Mr Murakhovsky was the head doctor at the hospital in Omsk that treated Mr Navalny after he collapsed on a flight in Russia in August last year and later told a press conference: “We saved his life with great effort and work”.
He was subsequently promoted to the post of regional health minister.
Two other doctors at the same hospital in Omsk have recently died, according to notices on its website. The deputy chief physician for anesthesiology and resuscitation “suddenly passed away” on 4 February, while the 63-year-old head of the department of traumatology died on 24 March, supposedly after suffering a stroke.
Another doctor, Anatoly Kalinichenko, who told reporters that no traces of poison had been found, left his post as chief medical officer at the hospital in October.

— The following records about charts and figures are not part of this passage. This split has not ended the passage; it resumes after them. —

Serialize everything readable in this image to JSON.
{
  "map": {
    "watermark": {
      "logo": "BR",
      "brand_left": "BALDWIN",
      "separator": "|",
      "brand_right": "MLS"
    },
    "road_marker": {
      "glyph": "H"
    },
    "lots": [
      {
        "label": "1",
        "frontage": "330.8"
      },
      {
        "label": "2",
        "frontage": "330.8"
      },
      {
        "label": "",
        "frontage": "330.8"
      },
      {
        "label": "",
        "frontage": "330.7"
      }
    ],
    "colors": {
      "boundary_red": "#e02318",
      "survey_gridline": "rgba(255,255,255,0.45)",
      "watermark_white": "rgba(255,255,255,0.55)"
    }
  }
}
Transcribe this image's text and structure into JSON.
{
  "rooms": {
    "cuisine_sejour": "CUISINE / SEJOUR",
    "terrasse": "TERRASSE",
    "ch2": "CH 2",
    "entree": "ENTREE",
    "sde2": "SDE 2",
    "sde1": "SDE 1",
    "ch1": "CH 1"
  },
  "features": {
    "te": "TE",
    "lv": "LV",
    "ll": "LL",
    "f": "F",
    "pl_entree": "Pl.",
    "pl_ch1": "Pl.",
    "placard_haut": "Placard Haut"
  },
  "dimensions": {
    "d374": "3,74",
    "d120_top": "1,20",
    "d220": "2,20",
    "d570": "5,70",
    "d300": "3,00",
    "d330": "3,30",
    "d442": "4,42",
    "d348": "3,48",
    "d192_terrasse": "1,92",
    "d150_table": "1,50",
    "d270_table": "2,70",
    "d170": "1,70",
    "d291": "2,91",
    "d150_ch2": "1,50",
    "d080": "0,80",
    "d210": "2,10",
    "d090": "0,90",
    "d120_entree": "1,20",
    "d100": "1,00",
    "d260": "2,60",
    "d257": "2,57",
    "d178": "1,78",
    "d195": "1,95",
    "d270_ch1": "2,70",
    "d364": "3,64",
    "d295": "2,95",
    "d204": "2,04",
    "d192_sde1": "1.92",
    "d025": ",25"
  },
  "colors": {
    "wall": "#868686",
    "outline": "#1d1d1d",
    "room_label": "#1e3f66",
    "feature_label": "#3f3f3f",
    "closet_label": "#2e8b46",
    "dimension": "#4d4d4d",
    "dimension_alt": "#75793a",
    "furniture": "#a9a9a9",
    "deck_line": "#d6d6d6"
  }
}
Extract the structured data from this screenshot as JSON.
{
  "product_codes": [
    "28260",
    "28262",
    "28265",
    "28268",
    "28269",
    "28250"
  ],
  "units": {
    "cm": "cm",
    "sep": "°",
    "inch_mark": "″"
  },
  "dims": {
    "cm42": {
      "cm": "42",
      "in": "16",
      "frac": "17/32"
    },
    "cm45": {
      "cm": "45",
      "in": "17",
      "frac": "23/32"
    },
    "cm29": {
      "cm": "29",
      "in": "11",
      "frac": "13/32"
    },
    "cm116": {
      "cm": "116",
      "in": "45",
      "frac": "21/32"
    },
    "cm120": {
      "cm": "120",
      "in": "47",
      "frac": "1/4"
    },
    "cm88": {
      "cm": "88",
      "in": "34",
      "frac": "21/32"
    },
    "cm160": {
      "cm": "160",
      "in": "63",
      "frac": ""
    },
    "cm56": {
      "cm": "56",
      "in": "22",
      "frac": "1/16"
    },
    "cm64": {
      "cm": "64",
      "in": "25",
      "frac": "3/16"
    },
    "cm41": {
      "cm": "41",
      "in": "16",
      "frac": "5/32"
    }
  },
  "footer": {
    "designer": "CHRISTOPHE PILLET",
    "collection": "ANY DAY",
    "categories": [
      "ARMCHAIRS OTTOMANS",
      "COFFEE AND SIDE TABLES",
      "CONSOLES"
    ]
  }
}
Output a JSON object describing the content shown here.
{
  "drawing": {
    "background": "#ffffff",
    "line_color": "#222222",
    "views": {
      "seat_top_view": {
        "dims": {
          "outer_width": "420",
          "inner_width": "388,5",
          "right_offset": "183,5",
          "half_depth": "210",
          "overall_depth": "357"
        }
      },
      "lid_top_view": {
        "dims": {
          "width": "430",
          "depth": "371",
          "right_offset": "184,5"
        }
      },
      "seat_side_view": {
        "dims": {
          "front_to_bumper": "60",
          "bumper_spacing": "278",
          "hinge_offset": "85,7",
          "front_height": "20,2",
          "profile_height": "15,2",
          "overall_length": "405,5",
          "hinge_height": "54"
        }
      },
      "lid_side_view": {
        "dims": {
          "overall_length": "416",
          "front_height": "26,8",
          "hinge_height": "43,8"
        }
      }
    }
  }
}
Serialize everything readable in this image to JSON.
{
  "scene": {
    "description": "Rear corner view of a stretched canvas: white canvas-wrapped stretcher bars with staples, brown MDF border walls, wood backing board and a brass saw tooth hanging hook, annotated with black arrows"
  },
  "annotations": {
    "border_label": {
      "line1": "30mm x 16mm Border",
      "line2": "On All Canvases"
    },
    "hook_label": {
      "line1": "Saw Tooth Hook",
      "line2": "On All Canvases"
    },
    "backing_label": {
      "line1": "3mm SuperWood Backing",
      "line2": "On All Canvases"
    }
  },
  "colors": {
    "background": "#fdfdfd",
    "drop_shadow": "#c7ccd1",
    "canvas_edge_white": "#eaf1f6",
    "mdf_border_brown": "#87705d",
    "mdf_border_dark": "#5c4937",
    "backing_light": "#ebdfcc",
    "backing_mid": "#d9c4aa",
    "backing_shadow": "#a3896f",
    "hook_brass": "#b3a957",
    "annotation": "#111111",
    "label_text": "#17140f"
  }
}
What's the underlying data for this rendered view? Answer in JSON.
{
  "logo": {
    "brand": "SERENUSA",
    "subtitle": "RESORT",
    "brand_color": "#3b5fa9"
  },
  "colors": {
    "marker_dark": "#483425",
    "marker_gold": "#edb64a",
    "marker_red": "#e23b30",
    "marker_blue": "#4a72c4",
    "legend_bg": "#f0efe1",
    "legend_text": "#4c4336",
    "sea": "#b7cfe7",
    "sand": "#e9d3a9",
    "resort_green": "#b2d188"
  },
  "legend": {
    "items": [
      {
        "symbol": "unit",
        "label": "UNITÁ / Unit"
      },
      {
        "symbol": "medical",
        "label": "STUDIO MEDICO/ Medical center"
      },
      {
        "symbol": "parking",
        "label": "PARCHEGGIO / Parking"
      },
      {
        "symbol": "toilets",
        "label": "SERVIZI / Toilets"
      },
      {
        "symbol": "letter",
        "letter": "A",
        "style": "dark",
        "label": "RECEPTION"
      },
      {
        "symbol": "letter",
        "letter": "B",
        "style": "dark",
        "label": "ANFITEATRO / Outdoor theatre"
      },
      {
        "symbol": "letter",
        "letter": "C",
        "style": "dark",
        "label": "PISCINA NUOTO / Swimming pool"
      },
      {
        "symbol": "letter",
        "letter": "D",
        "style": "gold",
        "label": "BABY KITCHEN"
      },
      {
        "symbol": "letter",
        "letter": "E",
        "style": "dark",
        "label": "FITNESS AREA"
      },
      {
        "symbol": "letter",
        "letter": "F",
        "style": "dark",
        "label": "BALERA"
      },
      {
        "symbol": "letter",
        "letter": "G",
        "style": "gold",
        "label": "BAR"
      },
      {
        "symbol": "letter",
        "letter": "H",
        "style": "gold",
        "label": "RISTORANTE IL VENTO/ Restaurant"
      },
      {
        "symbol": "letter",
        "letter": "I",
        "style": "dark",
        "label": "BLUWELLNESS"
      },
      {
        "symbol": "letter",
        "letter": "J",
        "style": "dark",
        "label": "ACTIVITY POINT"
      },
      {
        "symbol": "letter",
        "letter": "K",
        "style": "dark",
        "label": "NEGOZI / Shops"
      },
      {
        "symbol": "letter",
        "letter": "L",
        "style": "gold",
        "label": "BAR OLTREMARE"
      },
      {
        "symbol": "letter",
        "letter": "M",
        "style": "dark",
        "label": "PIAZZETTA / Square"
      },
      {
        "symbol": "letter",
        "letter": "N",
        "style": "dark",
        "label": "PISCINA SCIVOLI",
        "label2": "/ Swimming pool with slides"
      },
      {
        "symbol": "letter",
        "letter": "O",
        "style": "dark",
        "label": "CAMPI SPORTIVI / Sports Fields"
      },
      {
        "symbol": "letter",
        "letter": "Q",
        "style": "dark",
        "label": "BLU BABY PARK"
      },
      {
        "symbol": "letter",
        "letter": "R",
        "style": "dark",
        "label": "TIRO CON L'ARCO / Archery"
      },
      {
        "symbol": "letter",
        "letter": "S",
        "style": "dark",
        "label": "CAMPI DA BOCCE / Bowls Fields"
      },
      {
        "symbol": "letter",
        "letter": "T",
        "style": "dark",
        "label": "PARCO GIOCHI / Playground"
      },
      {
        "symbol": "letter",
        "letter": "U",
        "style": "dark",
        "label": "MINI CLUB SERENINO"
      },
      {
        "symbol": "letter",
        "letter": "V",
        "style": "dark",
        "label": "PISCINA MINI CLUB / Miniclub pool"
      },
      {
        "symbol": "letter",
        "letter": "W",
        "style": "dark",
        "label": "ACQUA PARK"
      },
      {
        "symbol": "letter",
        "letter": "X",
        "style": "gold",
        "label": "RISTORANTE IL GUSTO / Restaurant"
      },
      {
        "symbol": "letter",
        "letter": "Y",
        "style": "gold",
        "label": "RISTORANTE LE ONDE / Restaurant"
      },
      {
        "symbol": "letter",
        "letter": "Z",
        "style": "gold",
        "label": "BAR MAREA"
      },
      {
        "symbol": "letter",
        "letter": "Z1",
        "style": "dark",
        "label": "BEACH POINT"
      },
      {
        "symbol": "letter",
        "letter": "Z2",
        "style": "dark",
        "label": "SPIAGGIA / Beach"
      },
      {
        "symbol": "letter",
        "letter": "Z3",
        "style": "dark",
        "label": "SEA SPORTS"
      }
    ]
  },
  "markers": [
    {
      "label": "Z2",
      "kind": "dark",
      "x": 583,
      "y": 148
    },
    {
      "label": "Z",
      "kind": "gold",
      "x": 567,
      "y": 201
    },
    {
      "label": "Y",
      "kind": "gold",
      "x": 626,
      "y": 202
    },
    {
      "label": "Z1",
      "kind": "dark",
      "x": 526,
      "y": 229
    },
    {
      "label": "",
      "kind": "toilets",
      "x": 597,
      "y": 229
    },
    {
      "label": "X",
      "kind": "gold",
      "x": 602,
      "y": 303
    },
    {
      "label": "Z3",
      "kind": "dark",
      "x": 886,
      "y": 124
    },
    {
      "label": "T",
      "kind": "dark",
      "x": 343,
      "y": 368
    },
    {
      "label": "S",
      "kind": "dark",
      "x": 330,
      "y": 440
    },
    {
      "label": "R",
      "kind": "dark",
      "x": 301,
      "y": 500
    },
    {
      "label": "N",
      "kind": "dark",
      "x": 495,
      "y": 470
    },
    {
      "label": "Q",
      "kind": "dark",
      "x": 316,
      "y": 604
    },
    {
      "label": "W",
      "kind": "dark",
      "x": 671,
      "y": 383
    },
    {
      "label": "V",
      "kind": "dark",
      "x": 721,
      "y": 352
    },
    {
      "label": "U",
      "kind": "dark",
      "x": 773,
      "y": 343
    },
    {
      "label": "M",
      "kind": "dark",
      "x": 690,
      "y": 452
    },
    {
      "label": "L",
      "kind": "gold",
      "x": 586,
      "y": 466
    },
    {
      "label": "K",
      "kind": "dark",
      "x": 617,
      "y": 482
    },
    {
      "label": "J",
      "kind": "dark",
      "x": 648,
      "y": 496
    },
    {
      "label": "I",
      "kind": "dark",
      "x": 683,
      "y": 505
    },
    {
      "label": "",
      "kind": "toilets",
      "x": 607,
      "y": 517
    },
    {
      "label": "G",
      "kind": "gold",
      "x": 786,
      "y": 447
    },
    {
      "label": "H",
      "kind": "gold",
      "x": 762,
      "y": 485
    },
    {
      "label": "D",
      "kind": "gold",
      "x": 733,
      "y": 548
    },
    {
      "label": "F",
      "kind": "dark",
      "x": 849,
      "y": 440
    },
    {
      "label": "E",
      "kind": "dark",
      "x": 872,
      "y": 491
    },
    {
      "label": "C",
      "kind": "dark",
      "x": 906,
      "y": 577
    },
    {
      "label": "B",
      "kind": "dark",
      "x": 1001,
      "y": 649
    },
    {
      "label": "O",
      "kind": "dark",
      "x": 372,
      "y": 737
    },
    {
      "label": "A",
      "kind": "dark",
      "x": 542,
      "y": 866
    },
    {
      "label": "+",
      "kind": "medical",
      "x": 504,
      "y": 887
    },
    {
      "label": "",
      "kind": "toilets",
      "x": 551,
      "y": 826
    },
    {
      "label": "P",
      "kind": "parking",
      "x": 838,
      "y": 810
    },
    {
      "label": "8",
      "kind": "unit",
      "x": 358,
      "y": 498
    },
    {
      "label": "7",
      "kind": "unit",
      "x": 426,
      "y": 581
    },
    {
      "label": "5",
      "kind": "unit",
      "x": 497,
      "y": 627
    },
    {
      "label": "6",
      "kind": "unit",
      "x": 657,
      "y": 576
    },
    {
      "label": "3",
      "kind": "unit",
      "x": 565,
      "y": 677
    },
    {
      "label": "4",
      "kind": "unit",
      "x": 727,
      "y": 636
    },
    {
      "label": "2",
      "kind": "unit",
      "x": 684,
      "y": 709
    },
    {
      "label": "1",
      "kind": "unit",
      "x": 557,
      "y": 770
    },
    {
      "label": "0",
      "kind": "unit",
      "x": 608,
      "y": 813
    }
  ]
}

Following his treatment in Omsk, Mr Navalny, a prominent critic of Russian president Vladimir Putin, was airlifted to Germany for further treatment and laboratory tests in Europe, confirmed by the global chemical weapons watchdog, later established that he had been poisoned with a Novichok nerve agent.
Novichok came to international prominence in March 2018 when it was identified as the substance used to poison former Russian spy Sergei Skripal and his daughter Yulia in Salisbury.
Russian authorities have repeatedly rejected any suggestion that they tried to kill Mr Navalny.
The dissident was arrested in January when he returned to Russia from Germany and was sentenced to two-and-a-half years in prison for violating the terms of his probation in relation to a 2014 embezzlement conviction that Mr Navalny has rejected as fabricated. Last month he staged a three-week hunger strike to demand proper medical care.